In case you did not have the fortune of owning a Nintendo DS and having this game at your disposal, the basic premise was to own, train and care for your virtual dogs. From choosing their name (and spending hours repeating it until they picked it up), to entering them in competitions once they had picked up all the skills you could teach them, Nintendogs offered you the chance to live out your greatest dog-owner dreams with none of the mess. All the currency you earned happily went back into dog treats and toys as you grew to love your pups, even when they refused to go through the little tube in the agility course as you had trained them to do countless times.
Taking virtual walks and coming across other dog-walkers, picking up prize boxes in the street to be surprised with another miscellaneous squeaky toy and heading to the training park for a run around was how I would happily spend hours. Even the act of washing your dogs was fun, with the control over the sponge and shower providing satisfaction and pride in your sparkling clean, handsome little pup.
I hope that wherever Toffee and his pals are now, they’re doing well and have balloons to bark at galore
The strange tension disguised as banter between the commentators at the Nintendogs agility competitions may have missed me as a child, but the fun of the competition itself made up for the awkward voiceovers. The hard work invested in training your pup in the various aspects of the course paid off in prize money awarded at the competition. The pride of winning validated my efforts with currency I would often then spend on more balloons, only for them to be inevitably and immediately popped in the jaws of my digital dogs.
Although it may sound like I’m exaggerating (which I am, just a little bit), the day I had to give my Nintendogs away was a heartbreak of intensity I hope I never experience again. After agreeing to swap in my games and console to fund towards my brother’s PlayStation 4, I charged up and switched on the DS Lite for a final farewell. I’m not ashamed to admit that as I gave the (neglected) dogs their last bath and dinner, a farewell walk and one concluding opportunity to bark at the balloons, I shed a little tear.
Alongside the ridiculous sentimentalism I had attached to sporadically caring for these digital dogs, handing over the game felt like I was saying goodbye to the last remnant of my childhood. I had spent countless hours training these dogs, had self-induced sore throats from teaching them their names and spent thousands of virtual pounds on the best dog food on offer. The sadness of giving them away, I imagine, was a lot like the feeling parents experience when they watch their child fly the nest.
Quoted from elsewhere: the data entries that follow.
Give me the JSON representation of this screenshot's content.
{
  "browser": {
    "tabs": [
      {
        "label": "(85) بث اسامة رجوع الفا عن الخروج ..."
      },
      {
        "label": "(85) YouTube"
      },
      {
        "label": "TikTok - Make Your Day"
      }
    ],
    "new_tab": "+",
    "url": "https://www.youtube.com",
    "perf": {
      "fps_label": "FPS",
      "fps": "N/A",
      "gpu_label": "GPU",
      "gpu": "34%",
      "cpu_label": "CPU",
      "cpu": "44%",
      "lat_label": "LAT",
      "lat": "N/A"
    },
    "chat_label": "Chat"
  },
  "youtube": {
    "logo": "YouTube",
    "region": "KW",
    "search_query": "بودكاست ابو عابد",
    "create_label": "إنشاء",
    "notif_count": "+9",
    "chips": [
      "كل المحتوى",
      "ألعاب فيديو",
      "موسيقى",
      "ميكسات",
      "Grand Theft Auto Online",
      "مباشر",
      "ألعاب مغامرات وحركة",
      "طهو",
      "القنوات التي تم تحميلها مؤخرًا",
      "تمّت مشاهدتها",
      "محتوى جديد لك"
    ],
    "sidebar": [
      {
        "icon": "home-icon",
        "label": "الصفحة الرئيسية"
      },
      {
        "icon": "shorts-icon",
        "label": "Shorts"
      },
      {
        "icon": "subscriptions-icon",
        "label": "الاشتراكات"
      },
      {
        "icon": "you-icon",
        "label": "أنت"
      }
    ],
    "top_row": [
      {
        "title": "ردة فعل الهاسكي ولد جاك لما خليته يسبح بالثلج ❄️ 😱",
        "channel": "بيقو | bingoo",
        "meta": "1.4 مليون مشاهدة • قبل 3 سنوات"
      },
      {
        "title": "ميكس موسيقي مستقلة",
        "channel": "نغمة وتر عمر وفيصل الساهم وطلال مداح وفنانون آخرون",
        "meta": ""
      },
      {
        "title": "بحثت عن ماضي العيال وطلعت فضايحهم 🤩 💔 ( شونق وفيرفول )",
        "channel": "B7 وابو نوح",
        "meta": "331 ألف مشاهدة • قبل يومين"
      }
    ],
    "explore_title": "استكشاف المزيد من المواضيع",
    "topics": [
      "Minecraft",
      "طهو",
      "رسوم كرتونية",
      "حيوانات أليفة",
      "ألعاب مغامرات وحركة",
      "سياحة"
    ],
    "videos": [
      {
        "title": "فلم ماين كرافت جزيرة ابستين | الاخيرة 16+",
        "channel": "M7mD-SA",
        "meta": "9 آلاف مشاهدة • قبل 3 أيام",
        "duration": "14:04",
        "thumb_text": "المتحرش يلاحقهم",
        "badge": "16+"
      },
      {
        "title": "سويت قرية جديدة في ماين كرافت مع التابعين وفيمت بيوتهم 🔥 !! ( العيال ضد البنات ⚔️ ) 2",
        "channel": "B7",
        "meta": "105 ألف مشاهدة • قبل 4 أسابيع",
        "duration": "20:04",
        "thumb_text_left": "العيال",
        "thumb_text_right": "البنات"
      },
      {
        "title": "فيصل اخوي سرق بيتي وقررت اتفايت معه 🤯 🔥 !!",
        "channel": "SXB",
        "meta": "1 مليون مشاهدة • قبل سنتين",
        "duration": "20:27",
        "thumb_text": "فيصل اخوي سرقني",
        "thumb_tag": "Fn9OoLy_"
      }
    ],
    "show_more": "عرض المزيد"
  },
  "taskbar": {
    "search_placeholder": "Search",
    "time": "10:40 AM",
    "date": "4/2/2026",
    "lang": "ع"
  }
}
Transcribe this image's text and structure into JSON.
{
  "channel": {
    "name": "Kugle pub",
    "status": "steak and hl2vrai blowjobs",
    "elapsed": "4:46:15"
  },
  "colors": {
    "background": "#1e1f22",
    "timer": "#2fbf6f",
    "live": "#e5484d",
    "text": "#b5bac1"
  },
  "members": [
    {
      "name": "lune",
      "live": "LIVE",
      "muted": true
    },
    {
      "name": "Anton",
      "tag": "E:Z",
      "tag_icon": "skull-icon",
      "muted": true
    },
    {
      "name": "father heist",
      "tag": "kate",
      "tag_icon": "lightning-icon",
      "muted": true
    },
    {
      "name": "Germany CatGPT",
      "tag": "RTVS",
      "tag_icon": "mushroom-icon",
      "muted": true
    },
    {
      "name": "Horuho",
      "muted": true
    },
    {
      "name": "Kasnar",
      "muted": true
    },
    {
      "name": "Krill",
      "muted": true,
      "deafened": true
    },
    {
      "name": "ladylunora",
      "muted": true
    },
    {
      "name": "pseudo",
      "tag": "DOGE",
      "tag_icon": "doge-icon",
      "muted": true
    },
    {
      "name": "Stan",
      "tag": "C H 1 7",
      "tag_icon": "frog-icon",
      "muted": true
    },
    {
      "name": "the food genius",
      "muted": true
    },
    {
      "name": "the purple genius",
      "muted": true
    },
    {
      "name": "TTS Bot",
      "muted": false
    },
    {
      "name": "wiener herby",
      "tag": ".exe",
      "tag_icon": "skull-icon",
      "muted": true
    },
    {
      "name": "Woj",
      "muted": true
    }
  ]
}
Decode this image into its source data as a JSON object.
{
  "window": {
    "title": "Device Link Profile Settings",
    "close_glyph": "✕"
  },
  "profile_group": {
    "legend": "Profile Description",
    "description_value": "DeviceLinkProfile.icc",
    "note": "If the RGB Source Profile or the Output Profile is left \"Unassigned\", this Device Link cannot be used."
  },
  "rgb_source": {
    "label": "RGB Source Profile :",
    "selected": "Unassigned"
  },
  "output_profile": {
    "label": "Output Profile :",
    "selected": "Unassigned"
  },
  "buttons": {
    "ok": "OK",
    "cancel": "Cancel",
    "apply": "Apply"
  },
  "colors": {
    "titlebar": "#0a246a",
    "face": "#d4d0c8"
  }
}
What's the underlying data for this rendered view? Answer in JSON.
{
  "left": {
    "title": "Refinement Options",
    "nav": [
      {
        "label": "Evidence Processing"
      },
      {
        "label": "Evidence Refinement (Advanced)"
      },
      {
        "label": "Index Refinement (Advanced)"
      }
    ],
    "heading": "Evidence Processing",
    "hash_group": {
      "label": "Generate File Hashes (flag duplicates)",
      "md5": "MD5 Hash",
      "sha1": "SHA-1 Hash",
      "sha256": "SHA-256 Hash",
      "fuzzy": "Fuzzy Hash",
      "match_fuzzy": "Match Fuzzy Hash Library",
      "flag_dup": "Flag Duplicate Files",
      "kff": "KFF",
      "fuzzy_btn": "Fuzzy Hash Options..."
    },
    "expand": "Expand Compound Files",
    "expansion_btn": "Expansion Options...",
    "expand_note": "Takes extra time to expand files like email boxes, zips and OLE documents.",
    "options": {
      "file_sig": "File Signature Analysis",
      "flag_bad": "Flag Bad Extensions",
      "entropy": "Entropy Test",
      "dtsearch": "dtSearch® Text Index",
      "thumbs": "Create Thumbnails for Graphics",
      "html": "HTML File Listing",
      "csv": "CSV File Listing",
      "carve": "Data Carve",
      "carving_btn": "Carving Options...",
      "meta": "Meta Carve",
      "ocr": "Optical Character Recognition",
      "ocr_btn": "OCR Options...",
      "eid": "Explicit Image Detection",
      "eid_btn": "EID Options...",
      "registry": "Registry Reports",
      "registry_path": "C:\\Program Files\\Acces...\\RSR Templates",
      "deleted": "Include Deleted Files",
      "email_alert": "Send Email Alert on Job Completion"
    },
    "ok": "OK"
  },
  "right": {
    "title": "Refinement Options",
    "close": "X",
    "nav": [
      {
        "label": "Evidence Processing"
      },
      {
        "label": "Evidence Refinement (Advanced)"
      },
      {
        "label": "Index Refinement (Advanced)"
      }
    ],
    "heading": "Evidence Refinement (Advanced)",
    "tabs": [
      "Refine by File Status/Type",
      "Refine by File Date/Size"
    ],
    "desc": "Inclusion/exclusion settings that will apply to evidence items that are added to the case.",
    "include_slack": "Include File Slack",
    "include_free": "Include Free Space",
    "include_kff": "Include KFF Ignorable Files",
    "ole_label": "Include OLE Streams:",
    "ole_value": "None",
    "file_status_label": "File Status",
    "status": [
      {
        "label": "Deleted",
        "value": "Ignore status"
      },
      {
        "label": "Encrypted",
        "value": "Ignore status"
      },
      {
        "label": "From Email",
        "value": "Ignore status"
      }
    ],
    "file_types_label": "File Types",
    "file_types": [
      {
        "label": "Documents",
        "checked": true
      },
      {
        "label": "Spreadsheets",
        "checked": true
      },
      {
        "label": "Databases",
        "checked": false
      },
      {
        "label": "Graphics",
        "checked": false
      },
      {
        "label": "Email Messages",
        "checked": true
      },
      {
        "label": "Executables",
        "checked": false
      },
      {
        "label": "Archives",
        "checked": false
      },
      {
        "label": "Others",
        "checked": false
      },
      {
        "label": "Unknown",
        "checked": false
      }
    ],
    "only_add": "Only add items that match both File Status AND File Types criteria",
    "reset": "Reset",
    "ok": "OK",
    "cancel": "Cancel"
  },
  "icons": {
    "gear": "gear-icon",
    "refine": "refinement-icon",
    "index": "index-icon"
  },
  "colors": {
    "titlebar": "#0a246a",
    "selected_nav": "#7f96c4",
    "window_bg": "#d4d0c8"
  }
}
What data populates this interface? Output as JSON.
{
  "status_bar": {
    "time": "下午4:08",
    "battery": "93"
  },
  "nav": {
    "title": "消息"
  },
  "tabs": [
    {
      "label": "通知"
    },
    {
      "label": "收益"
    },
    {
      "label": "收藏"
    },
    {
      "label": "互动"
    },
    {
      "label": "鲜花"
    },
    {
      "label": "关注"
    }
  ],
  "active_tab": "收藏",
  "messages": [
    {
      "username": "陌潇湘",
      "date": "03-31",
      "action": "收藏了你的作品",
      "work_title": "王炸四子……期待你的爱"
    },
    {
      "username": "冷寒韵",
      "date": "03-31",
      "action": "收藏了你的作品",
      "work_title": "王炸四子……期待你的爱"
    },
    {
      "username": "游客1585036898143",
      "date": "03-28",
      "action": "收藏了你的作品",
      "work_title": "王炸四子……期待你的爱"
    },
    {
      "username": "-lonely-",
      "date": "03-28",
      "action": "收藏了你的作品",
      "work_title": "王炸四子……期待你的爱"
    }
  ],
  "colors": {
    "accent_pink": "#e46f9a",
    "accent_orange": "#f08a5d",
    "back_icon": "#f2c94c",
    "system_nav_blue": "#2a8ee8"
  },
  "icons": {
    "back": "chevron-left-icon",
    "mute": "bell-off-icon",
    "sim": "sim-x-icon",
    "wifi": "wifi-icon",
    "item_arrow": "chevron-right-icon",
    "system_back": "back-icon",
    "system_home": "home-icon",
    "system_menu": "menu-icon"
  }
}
I’m surprised Nintendo haven’t yet taken the initiative of developing an app mimicking the game
While the little virtual pups of my childhood will never be forgotten (although I forgot about them quite regularly, leading to some dirty dogs when I returned), now and again I wish I had kept my DS for the sole purpose of visiting them again. I’m surprised Nintendo haven’t yet taken the initiative of developing an app mimicking the game given how many people cite it as an important part of their childhood. Perhaps it’s a good thing, as my chances of getting the last of my degree done would reduce significantly if they were to release a smartphone version now.
Although I’m not much of a video game player anymore, Nintendogs holds a very special place in my heart. While it’s bittersweet that I will never play with them again, I hope that wherever Toffee and his pals are now, they’re doing well and have balloons to bark at galore.